Sitting down in front of her laptop, she called up an online translation service and set the software to convert her English words to Slovak. Then she typed “cause of death” into the box on the left. In the box on the right, the words
príčina úmrtia
appeared.
“Ha!” she said, as if Garin could hear her back in Munich.
Annja then called up the photos she’d taken in the morgue office and searched them for the phrase. She found it on page four, and in the box next to it were the words
strata krvi
.
Another query into the online translator and she sat back, staring at the words blinking at her from her computer screen.
Blood loss.
There were several lines of notes directly beneath, no doubt giving more details, but try as she might she couldn’t get the translation to make any sense. The words weren’t all that clear in the photograph and without any real knowledge of the Slovak language all she was doing was guessing at what some of the words and letters might be. The translation software was kicking back nonsense as a result.

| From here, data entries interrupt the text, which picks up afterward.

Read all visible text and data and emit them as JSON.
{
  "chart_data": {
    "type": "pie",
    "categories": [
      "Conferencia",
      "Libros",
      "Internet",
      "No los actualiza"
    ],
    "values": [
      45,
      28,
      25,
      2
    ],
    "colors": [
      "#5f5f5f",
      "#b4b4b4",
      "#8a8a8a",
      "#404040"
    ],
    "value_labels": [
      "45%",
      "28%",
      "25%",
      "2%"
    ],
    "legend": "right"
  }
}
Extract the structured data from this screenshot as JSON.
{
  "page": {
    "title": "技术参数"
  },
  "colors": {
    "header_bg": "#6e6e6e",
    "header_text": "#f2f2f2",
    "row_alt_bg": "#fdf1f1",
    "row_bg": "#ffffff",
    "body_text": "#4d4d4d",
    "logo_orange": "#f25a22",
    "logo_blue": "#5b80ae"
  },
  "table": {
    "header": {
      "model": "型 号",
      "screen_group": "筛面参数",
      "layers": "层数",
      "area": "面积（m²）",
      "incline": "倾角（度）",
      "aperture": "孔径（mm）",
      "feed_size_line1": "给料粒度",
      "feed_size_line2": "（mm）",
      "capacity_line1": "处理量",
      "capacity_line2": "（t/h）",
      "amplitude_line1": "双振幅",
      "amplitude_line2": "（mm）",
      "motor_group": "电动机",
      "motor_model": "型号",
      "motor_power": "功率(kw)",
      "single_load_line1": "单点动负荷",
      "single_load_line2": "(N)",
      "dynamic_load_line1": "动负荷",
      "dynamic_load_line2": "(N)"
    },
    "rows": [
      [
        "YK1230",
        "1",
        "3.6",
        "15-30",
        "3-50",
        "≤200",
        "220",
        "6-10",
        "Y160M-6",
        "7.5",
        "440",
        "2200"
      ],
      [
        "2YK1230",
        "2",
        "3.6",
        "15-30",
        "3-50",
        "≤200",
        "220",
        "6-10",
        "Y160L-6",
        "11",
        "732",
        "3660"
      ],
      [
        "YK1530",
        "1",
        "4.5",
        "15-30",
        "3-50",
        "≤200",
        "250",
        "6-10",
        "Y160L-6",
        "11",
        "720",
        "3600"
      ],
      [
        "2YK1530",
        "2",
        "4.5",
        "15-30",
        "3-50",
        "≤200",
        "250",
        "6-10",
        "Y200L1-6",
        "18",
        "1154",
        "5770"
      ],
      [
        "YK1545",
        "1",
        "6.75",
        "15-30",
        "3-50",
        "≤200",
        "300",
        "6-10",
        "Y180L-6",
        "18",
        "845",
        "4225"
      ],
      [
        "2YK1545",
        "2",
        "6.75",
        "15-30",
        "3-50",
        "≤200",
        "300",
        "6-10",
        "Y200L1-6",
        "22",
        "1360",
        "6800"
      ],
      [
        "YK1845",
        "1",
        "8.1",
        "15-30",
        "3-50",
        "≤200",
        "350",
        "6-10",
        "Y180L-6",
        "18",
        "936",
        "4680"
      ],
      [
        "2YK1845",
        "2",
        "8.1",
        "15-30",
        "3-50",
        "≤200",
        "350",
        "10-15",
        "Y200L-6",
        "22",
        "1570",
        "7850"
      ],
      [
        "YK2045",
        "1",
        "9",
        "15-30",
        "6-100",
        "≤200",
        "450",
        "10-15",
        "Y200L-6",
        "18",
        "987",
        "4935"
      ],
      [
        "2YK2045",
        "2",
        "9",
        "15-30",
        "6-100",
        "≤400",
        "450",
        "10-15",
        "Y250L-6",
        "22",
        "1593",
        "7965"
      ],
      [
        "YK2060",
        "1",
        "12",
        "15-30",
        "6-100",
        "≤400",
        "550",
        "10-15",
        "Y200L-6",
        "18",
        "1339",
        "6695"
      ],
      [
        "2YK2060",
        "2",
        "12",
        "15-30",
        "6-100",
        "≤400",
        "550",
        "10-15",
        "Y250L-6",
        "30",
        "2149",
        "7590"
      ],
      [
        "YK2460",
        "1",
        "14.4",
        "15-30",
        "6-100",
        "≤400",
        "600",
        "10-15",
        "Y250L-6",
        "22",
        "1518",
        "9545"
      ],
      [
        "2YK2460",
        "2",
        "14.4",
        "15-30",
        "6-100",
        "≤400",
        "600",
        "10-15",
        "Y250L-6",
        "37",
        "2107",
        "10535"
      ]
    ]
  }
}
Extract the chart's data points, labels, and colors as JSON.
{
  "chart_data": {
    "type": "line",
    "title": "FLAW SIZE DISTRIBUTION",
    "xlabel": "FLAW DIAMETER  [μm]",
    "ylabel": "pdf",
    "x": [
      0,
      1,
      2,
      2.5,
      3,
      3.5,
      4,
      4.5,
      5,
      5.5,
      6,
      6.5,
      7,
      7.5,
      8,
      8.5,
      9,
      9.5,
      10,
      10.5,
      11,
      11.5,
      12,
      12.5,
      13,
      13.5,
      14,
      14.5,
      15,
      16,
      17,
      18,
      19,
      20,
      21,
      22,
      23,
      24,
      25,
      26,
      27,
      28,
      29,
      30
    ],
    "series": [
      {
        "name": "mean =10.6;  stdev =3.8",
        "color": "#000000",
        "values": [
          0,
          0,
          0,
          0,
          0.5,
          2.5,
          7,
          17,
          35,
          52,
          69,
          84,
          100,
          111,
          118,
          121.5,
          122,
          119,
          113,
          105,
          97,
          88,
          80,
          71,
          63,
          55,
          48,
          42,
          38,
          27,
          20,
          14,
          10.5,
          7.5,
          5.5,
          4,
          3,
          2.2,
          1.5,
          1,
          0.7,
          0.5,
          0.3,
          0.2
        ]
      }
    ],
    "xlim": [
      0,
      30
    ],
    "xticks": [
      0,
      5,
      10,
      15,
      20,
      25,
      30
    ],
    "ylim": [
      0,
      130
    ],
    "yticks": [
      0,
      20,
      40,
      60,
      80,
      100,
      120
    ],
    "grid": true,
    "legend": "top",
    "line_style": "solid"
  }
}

She sat there, tapping her fingers on the tabletop. Then, with a sigh, she turned and picked up her phone once more. She hit the redial button and waited for Garin to answer.
He picked up before it finished ringing the first time.
Of course.
“A weekend of skiing with me at my chalet in Switzerland,” he said.
“Lunch at the Mall of the Americas in Bloomington, Minnesota.”
She couldn’t think of a more innocuous place. It would drive Garin completely nuts.
He was far from finished with his bargaining, however.